Ishan Pandey: According to you, what is the future of DeFi? Furthermore, what are the certain limitations regarding Dapps and Defi applications running on the ethereum blockchain?
Sakhib Waseem: I truly believe that the future of DeFi lies in the balance of harmony between regulators, traditional institutions and the crypto community.
We know the transformative power of DeFi; this has been recognized by traditional institutions and governments. However, the lack of safeguards, the rampant scams, rug pulls and dumps have created an atmosphere of fear. Fear leads to over-regulation or indeed, a clampdown. We've seen this with a few of BINANCE's product offerings and the EU, which is looking at financial reporting of high-value transactions, could again lead to further restrictions.
We’re at a crossroads where the world of DeFi can continue as is, stubbornly moving forward whilst facing oppressive movements. Alternatively, we implement more secure compliance layers, so we can move forward and prove that it’s a secure environment, limiting exposure to risk and playing more actively in creating healthy ecosystems.
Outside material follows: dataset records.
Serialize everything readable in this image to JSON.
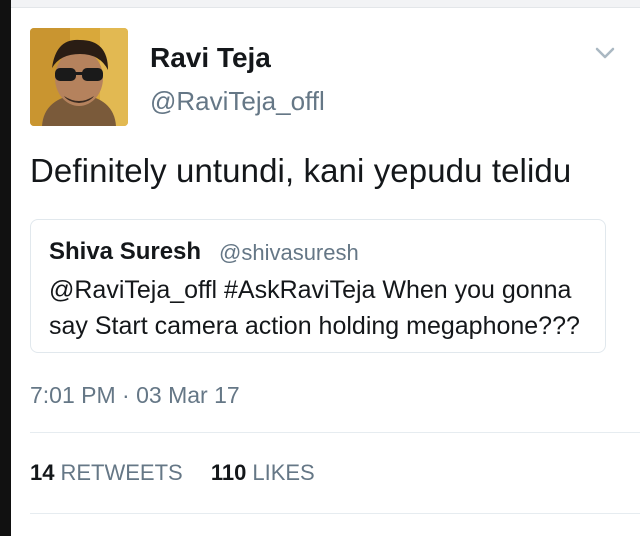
{
  "tweet": {
    "author_name": "Ravi Teja",
    "author_handle": "@RaviTeja_offl",
    "text": "Definitely untundi, kani yepudu telidu",
    "timestamp": "7:01 PM · 03 Mar 17",
    "retweets_count": "14",
    "retweets_label": "RETWEETS",
    "likes_count": "110",
    "likes_label": "LIKES",
    "menu_icon": "chevron-down-icon"
  },
  "quoted_tweet": {
    "author_name": "Shiva Suresh",
    "author_handle": "@shivasuresh",
    "text": "@RaviTeja_offl #AskRaviTeja When you gonna say Start camera action holding megaphone???"
  },
  "colors": {
    "text_primary": "#14171a",
    "text_secondary": "#657786",
    "border": "#e1e8ed"
  }
}
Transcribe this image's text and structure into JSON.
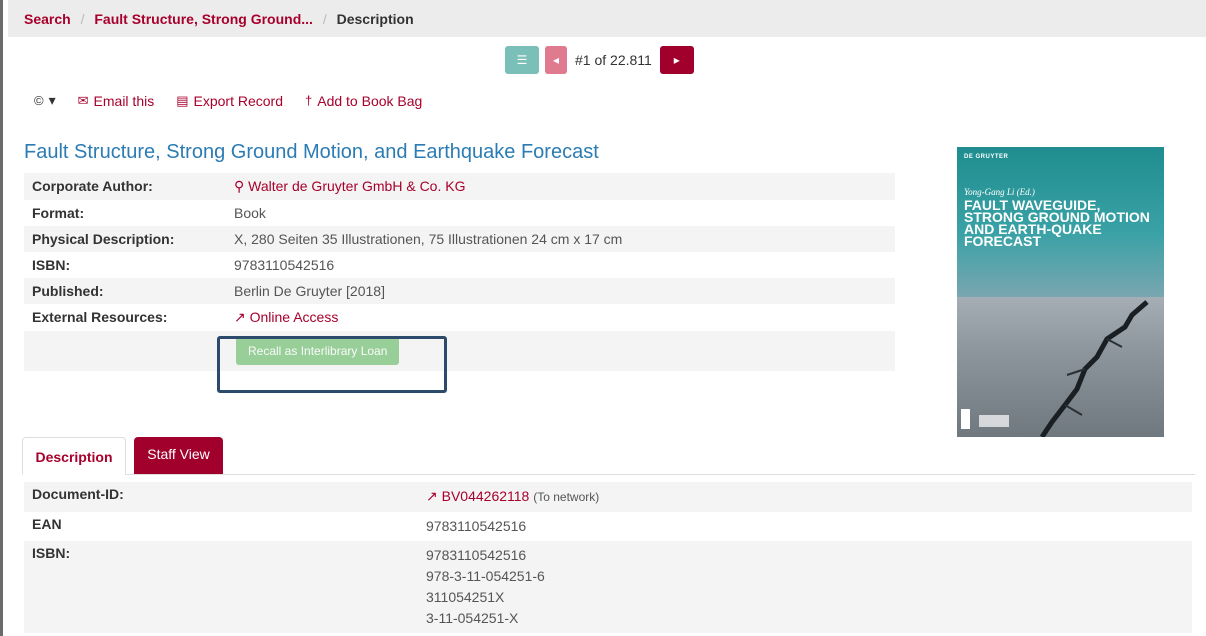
{
  "breadcrumb": {
    "search": "Search",
    "record": "Fault Structure, Strong Ground...",
    "current": "Description"
  },
  "pager": {
    "list_icon": "☰",
    "prev_icon": "◂",
    "count": "#1 of 22.811",
    "next_icon": "▸"
  },
  "toolbar": {
    "cite_icon": "©",
    "cite_caret": "▾",
    "email_icon": "✉",
    "email": "Email this",
    "export_icon": "▤",
    "export": "Export Record",
    "bookbag_icon": "†",
    "bookbag": "Add to Book Bag"
  },
  "record": {
    "title": "Fault Structure, Strong Ground Motion, and Earthquake Forecast",
    "fields": [
      {
        "label": "Corporate Author:",
        "value": "Walter de Gruyter GmbH & Co. KG"
      },
      {
        "label": "Format:",
        "value": "Book"
      },
      {
        "label": "Physical Description:",
        "value": "X, 280 Seiten 35 Illustrationen, 75 Illustrationen 24 cm x 17 cm"
      },
      {
        "label": "ISBN:",
        "value": "9783110542516"
      },
      {
        "label": "Published:",
        "value": "Berlin De Gruyter [2018]"
      },
      {
        "label": "External Resources:",
        "value": "Online Access"
      }
    ],
    "search_icon": "⚲",
    "external_icon": "↗",
    "ill_button": "Recall as Interlibrary Loan"
  },
  "cover": {
    "publisher": "DE GRUYTER",
    "author": "Yong-Gang Li (Ed.)",
    "title": "Fault Waveguide, Strong Ground Motion and Earth-quake Forecast"
  },
  "tabs": {
    "description": "Description",
    "staff_view": "Staff View"
  },
  "description": {
    "rows": [
      {
        "label": "Document-ID:",
        "value": "BV044262118",
        "note": "(To network)"
      },
      {
        "label": "EAN",
        "value": "9783110542516"
      },
      {
        "label": "ISBN:",
        "values": [
          "9783110542516",
          "978-3-11-054251-6",
          "311054251X",
          "3-11-054251-X"
        ]
      }
    ]
  }
}
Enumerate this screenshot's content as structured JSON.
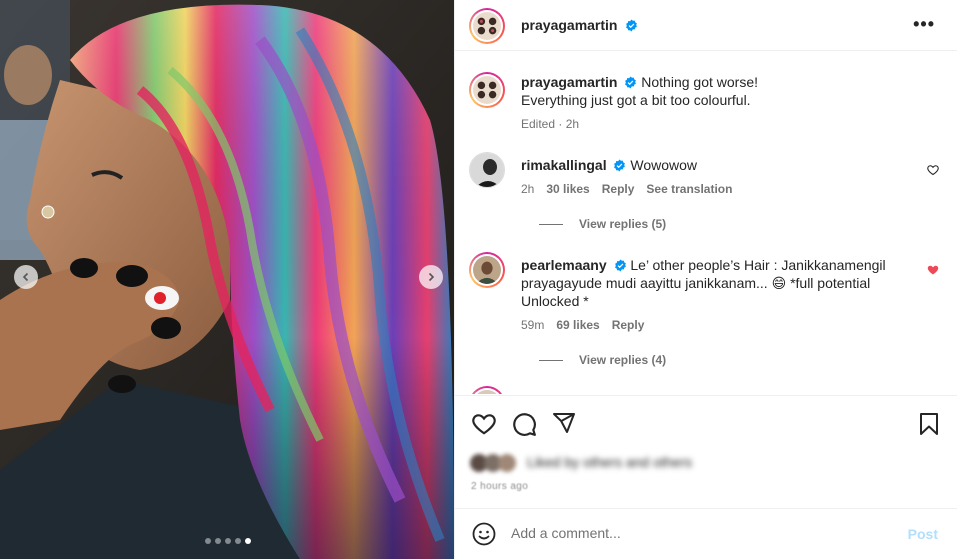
{
  "post": {
    "author": "prayagamartin",
    "caption_line1": "Nothing got worse!",
    "caption_line2": "Everything just got a bit too colourful.",
    "caption_meta": "Edited · 2h",
    "more_label": "•••",
    "carousel": {
      "slides": 5,
      "active_index": 4
    }
  },
  "comments": [
    {
      "username": "rimakallingal",
      "verified": true,
      "text": "Wowowow",
      "time": "2h",
      "likes": "30 likes",
      "reply": "Reply",
      "translate": "See translation",
      "view_replies": "View replies (5)",
      "liked": false
    },
    {
      "username": "pearlemaany",
      "verified": true,
      "text_line1": "Le’ other people’s Hair : Janikkanamengil",
      "text_line2": "prayagayude mudi aayittu janikkanam... 😄 *full potential",
      "text_line3": "Unlocked *",
      "time": "59m",
      "likes": "69 likes",
      "reply": "Reply",
      "view_replies": "View replies (4)",
      "liked": true
    }
  ],
  "actions": {
    "icons": [
      "heart-icon",
      "comment-icon",
      "share-icon",
      "bookmark-icon"
    ]
  },
  "likes_summary": "Liked by others and others",
  "post_time": "2 hours ago",
  "add_comment": {
    "placeholder": "Add a comment...",
    "post_label": "Post"
  },
  "colors": {
    "verified": "#0095f6",
    "liked_heart": "#ed4956",
    "post_disabled": "#b2dffc",
    "meta_gray": "#737373"
  }
}
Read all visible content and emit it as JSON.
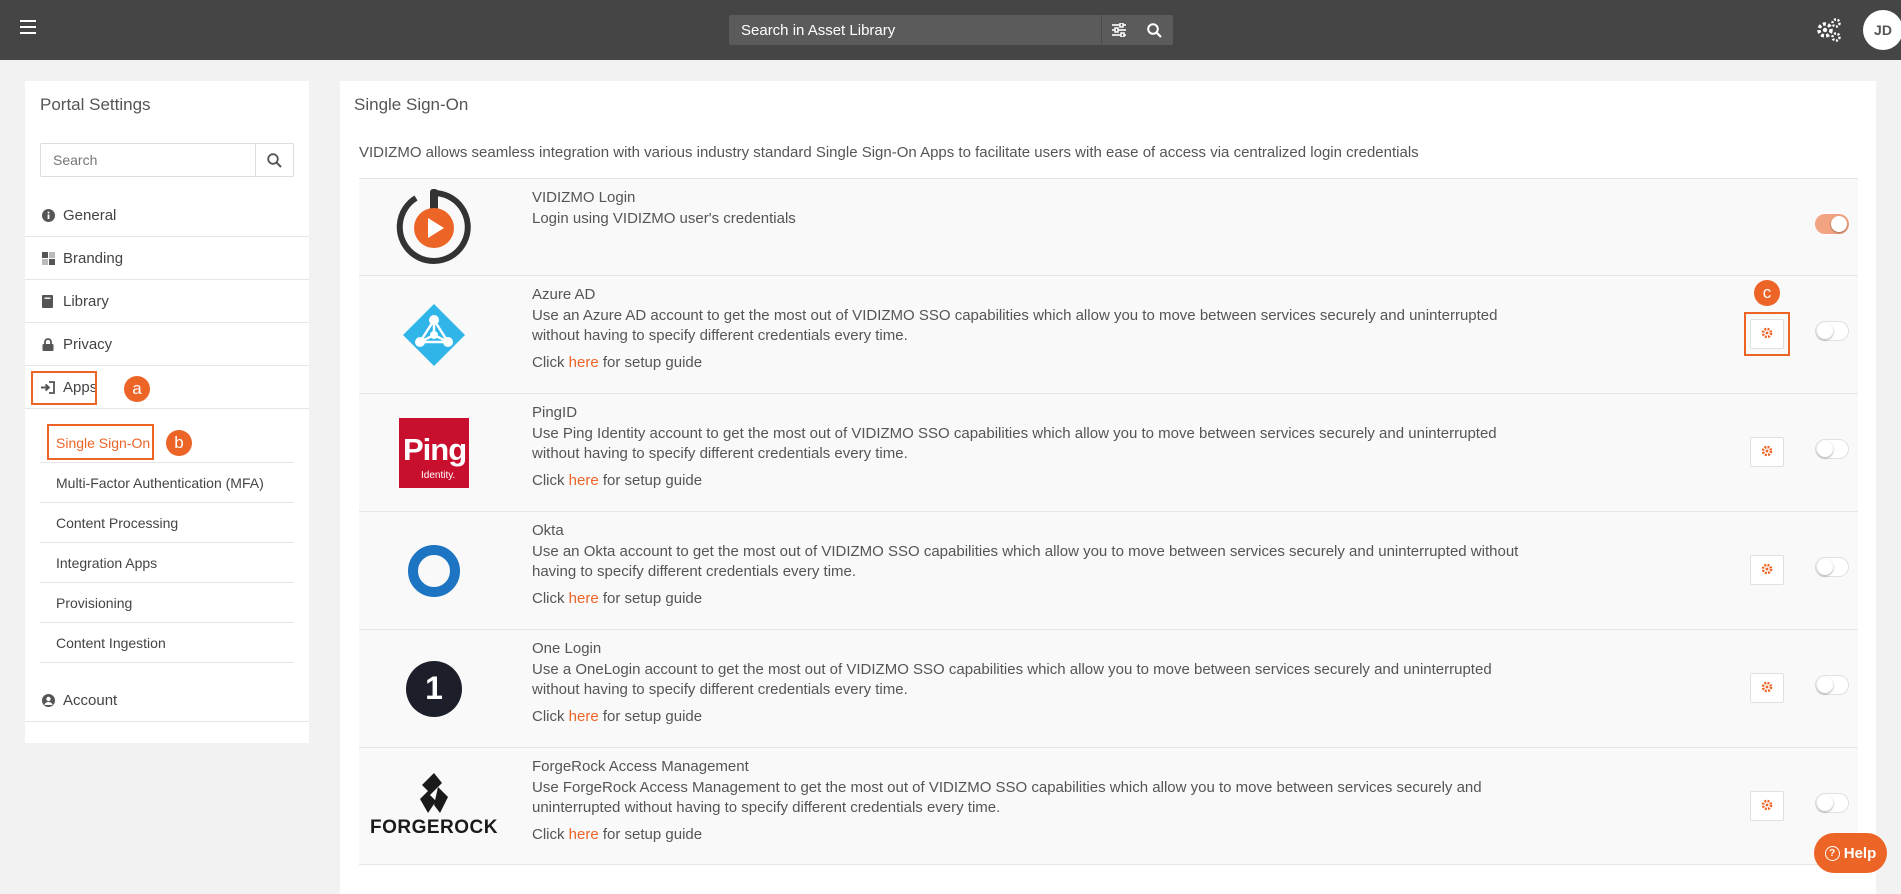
{
  "header": {
    "search_placeholder": "Search in Asset Library",
    "avatar_initials": "JD"
  },
  "sidebar": {
    "title": "Portal Settings",
    "search_placeholder": "Search",
    "items": [
      {
        "label": "General",
        "icon": "info-icon"
      },
      {
        "label": "Branding",
        "icon": "branding-icon"
      },
      {
        "label": "Library",
        "icon": "book-icon"
      },
      {
        "label": "Privacy",
        "icon": "lock-icon"
      },
      {
        "label": "Apps",
        "icon": "sign-in-icon"
      }
    ],
    "sub_items": [
      {
        "label": "Single Sign-On",
        "active": true
      },
      {
        "label": "Multi-Factor Authentication (MFA)"
      },
      {
        "label": "Content Processing"
      },
      {
        "label": "Integration Apps"
      },
      {
        "label": "Provisioning"
      },
      {
        "label": "Content Ingestion"
      }
    ],
    "account": {
      "label": "Account",
      "icon": "user-circle-icon"
    }
  },
  "markers": {
    "a": "a",
    "b": "b",
    "c": "c"
  },
  "main": {
    "title": "Single Sign-On",
    "description": "VIDIZMO allows seamless integration with various industry standard Single Sign-On Apps to facilitate users with ease of access via centralized login credentials",
    "guide_prefix": "Click ",
    "guide_link": "here",
    "guide_suffix": " for setup guide",
    "apps": [
      {
        "name": "VIDIZMO Login",
        "description": "Login using VIDIZMO user's credentials",
        "enabled": true
      },
      {
        "name": "Azure AD",
        "description": "Use an Azure AD account to get the most out of VIDIZMO SSO capabilities which allow you to move between services securely and uninterrupted without having to specify different credentials every time.",
        "enabled": false
      },
      {
        "name": "PingID",
        "description": "Use Ping Identity account to get the most out of VIDIZMO SSO capabilities which allow you to move between services securely and uninterrupted without having to specify different credentials every time.",
        "enabled": false,
        "logo_text": "Ping",
        "logo_subtext": "Identity."
      },
      {
        "name": "Okta",
        "description": "Use an Okta account to get the most out of VIDIZMO SSO capabilities which allow you to move between services securely and uninterrupted without having to specify different credentials every time.",
        "enabled": false
      },
      {
        "name": "One Login",
        "description": "Use a OneLogin account to get the most out of VIDIZMO SSO capabilities which allow you to move between services securely and uninterrupted without having to specify different credentials every time.",
        "enabled": false,
        "logo_text": "1"
      },
      {
        "name": "ForgeRock Access Management",
        "description": "Use ForgeRock Access Management to get the most out of VIDIZMO SSO capabilities which allow you to move between services securely and uninterrupted without having to specify different credentials every time.",
        "enabled": false,
        "logo_text": "FORGEROCK"
      }
    ]
  },
  "help": {
    "label": "Help"
  },
  "colors": {
    "accent": "#ec6426",
    "topbar": "#454545"
  }
}
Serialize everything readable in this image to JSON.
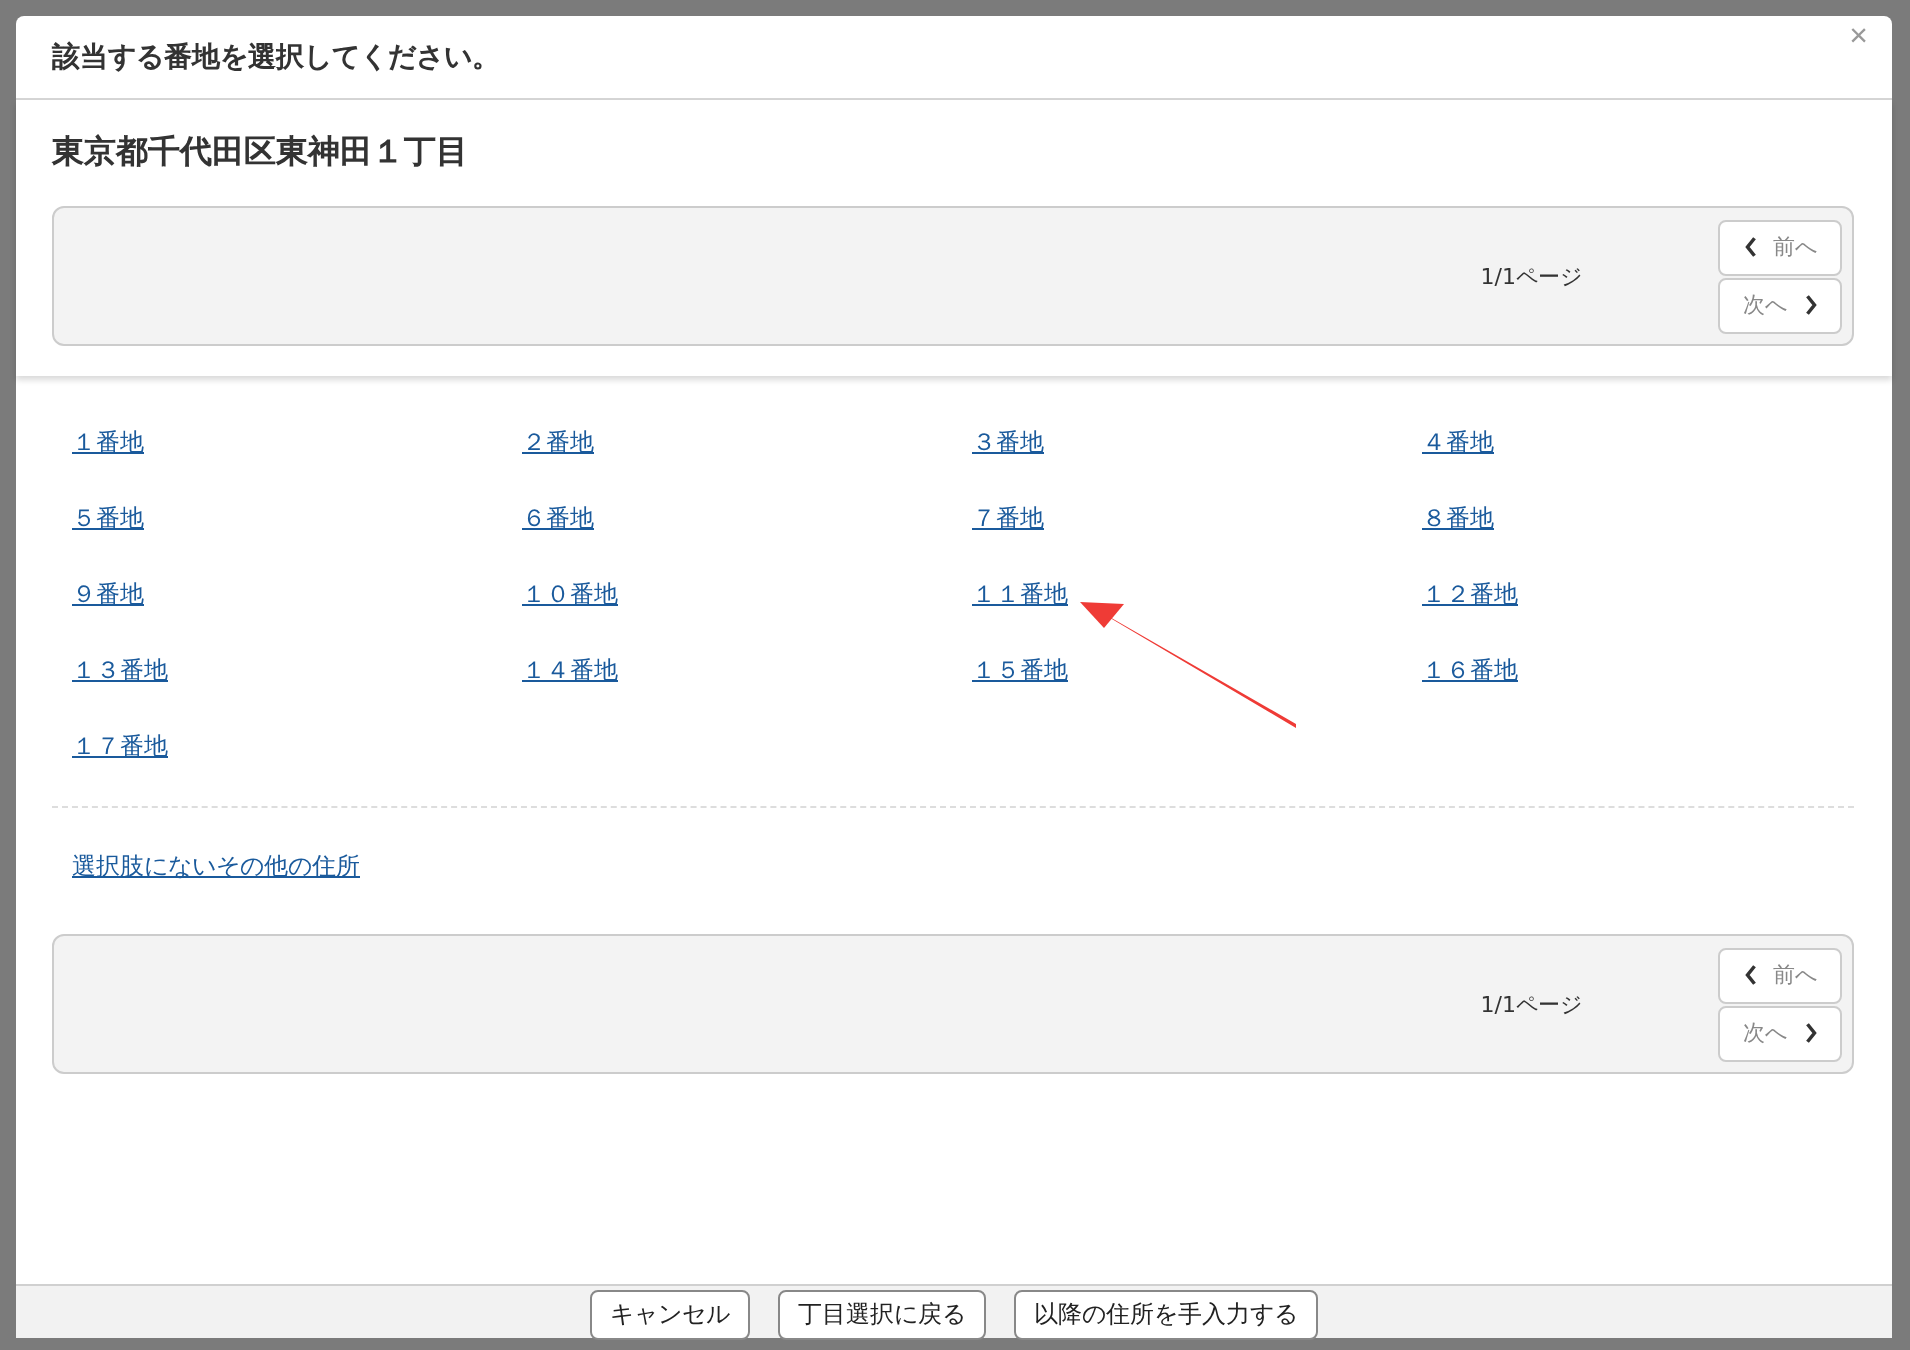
{
  "dialog": {
    "title": "該当する番地を選択してください。",
    "close": "×"
  },
  "heading": "東京都千代田区東神田１丁目",
  "pager_top": {
    "page": "1/1ページ",
    "prev": "前へ",
    "next": "次へ"
  },
  "addresses": [
    "１番地",
    "２番地",
    "３番地",
    "４番地",
    "５番地",
    "６番地",
    "７番地",
    "８番地",
    "９番地",
    "１０番地",
    "１１番地",
    "１２番地",
    "１３番地",
    "１４番地",
    "１５番地",
    "１６番地",
    "１７番地"
  ],
  "other_link": "選択肢にないその他の住所",
  "pager_bottom": {
    "page": "1/1ページ",
    "prev": "前へ",
    "next": "次へ"
  },
  "buttons": [
    "キャンセル",
    "丁目選択に戻る",
    "以降の住所を手入力する"
  ]
}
Disclaimer: The purpose of this article is to remove informational asymmetry existing today in our digital markets by performing due diligence by asking the right questions and equipping readers with better opinions to make informed decisions. The material does not constitute any investment, financial, or legal advice. Please do your research before investing in any digital assets or tokens, etc. The writer does not have any vested interest in the company. Ishan Pandey.